Todo comienza con un Nib
A pocos minutos de la bodega, se encuentra una fábrica de chocolate que, en pocos metros cuadrados,  constituye una versión de bolsillo de la narración de Roald Dahl, el autor británico que escribió el famoso relato protagonizado por Charlie, aquel niño que logra hacerse a un pase dorado para entrar al lugar donde eran elaboradas sus golosinas predilectas. Es posible ingresar a la planta de producción de Cacao Hunters sin presentar un boleto dorado, pero sí existe un robusto filtro destinado a conservar la inocuidad del interior. Cada espacio está climatizado, de acuerdo con cálculos que procuran una condición óptima del producto. Este ingresa en forma de nibs –granos despojados de la cáscara–, sometidos a un proceso de exprimido que extrae un líquido conocido como licor de cacao.

El chocolate toma una textura líquida que se mantiene en rotación constante entre grandes cilindros metálicos, denominados en francés como melangers. Allí es controlado cada detalle, con revisiones hechas con micrómetros que determinan si la textura o viscosidad de la mezcla es la apropiada.

Por supuesto, resulta complicado atender las explicaciones técnicas cuando el telón de fondo es el jugueteo circular de este ingrediente, que se escurre una y otra vez entre cada melanger, como si se tratara de un molino donde el agua ha sido sustituida por el capricho de un amante del chocolate.
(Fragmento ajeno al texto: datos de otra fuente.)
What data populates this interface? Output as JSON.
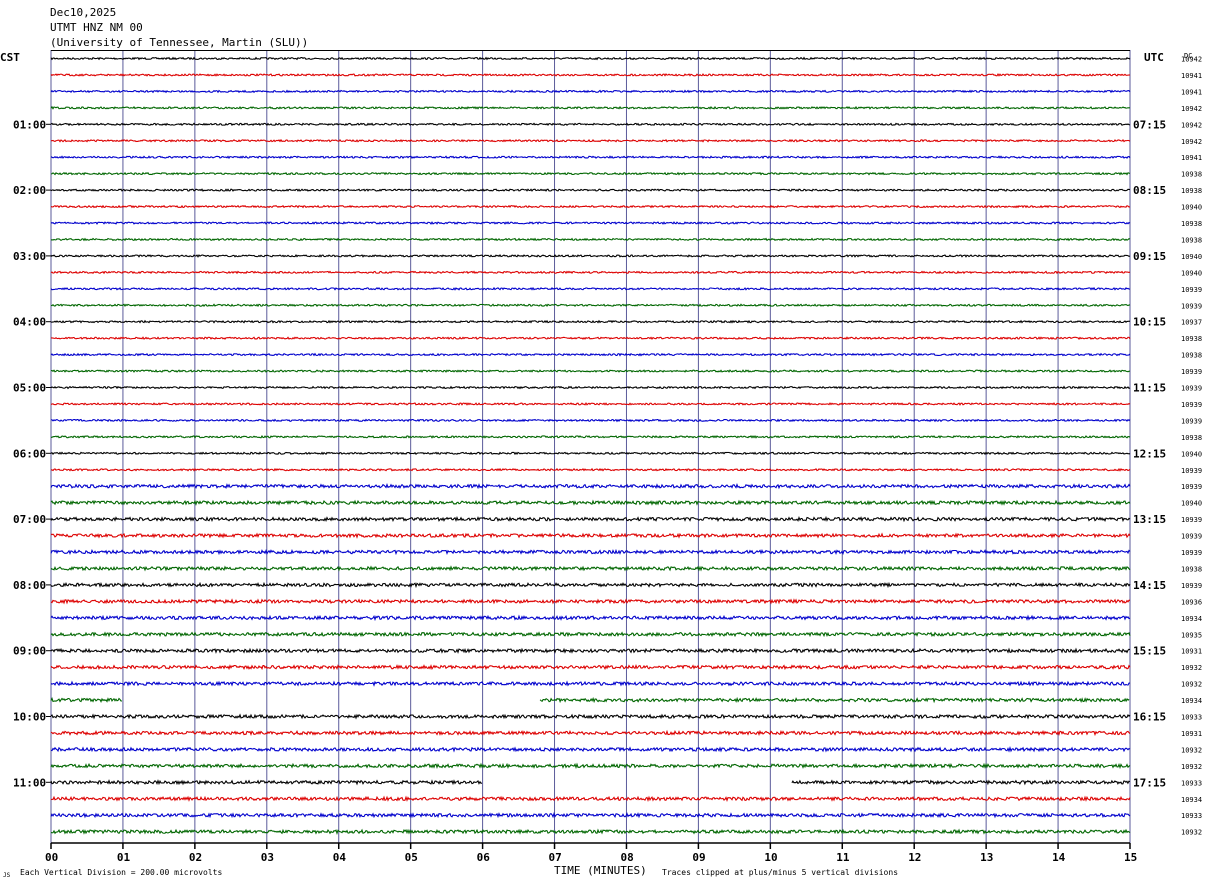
{
  "header": {
    "date": "Dec10,2025",
    "station": "UTMT HNZ NM 00",
    "network": "(University of Tennessee, Martin (SLU))"
  },
  "left_zone": "CST",
  "right_zone": "UTC",
  "dc_header": "DC",
  "footer": {
    "scale": "Each Vertical Division =  200.00 microvolts",
    "xlabel": "TIME (MINUTES)",
    "clip_note": "Traces clipped at plus/minus 5 vertical divisions",
    "corner_mark": "JS"
  },
  "colors": {
    "trace_cycle": [
      "#000000",
      "#dd0000",
      "#0000cc",
      "#006600"
    ],
    "grid_line": "#5a5a9a",
    "text": "#000000"
  },
  "chart_data": {
    "type": "helicorder",
    "title": "UTMT HNZ NM 00",
    "xlabel": "TIME (MINUTES)",
    "xlim": [
      0,
      15
    ],
    "x_ticks": [
      "00",
      "01",
      "02",
      "03",
      "04",
      "05",
      "06",
      "07",
      "08",
      "09",
      "10",
      "11",
      "12",
      "13",
      "14",
      "15"
    ],
    "rows": 48,
    "minutes_per_row": 15,
    "left_hour_labels": [
      "01:00",
      "02:00",
      "03:00",
      "04:00",
      "05:00",
      "06:00",
      "07:00",
      "08:00",
      "09:00",
      "10:00",
      "11:00"
    ],
    "right_hour_labels": [
      "07:15",
      "08:15",
      "09:15",
      "10:15",
      "11:15",
      "12:15",
      "13:15",
      "14:15",
      "15:15",
      "16:15",
      "17:15"
    ],
    "dc_offsets": [
      10942,
      10941,
      10941,
      10942,
      10942,
      10942,
      10941,
      10938,
      10938,
      10940,
      10938,
      10938,
      10940,
      10940,
      10939,
      10939,
      10937,
      10938,
      10938,
      10939,
      10939,
      10939,
      10939,
      10938,
      10940,
      10939,
      10939,
      10940,
      10939,
      10939,
      10939,
      10938,
      10939,
      10936,
      10934,
      10935,
      10931,
      10932,
      10932,
      10934,
      10933,
      10931,
      10932,
      10932,
      10933,
      10934,
      10933,
      10932
    ],
    "gaps": [
      {
        "row": 39,
        "start_min": 1.0,
        "end_min": 6.8
      },
      {
        "row": 44,
        "start_min": 6.0,
        "end_min": 10.3
      }
    ],
    "scale_microvolts_per_division": 200.0,
    "clip_divisions": 5
  }
}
Solo dan ganas de aprovechar su estado casi líquido para hacer una fondue de grandes dimensiones.

Es momento de pasar a otra zona, donde renacen deseos infantiles, como los de contar con un grifo que no cese de dispensar chocolate. En realidad es la máquina bajo la que se ubican los moldes de las pastillas que tienen en relieve la impronta de Cacao Hunters. Cuando el pie baja sobre un pedal ubicado en la parte inferior, se abre este ducto bajo el cual hace falta autocontrol para no sucumbir al impulso de acercar la cabeza con la boca abierta y saciarse de este manjar

Mayumi toma los moldes, deja que cada uno de los seis compartimientos se llene y retira su pie del pedal. La superficie de la máquina se mantiene en constante vibración, movimiento que es aprovechado para apoyar los moldes y someterlos a un breve temblor que ayuda a cubrir de manera regular cada cuadrante, mientras que las burbujas de aire son liberadas.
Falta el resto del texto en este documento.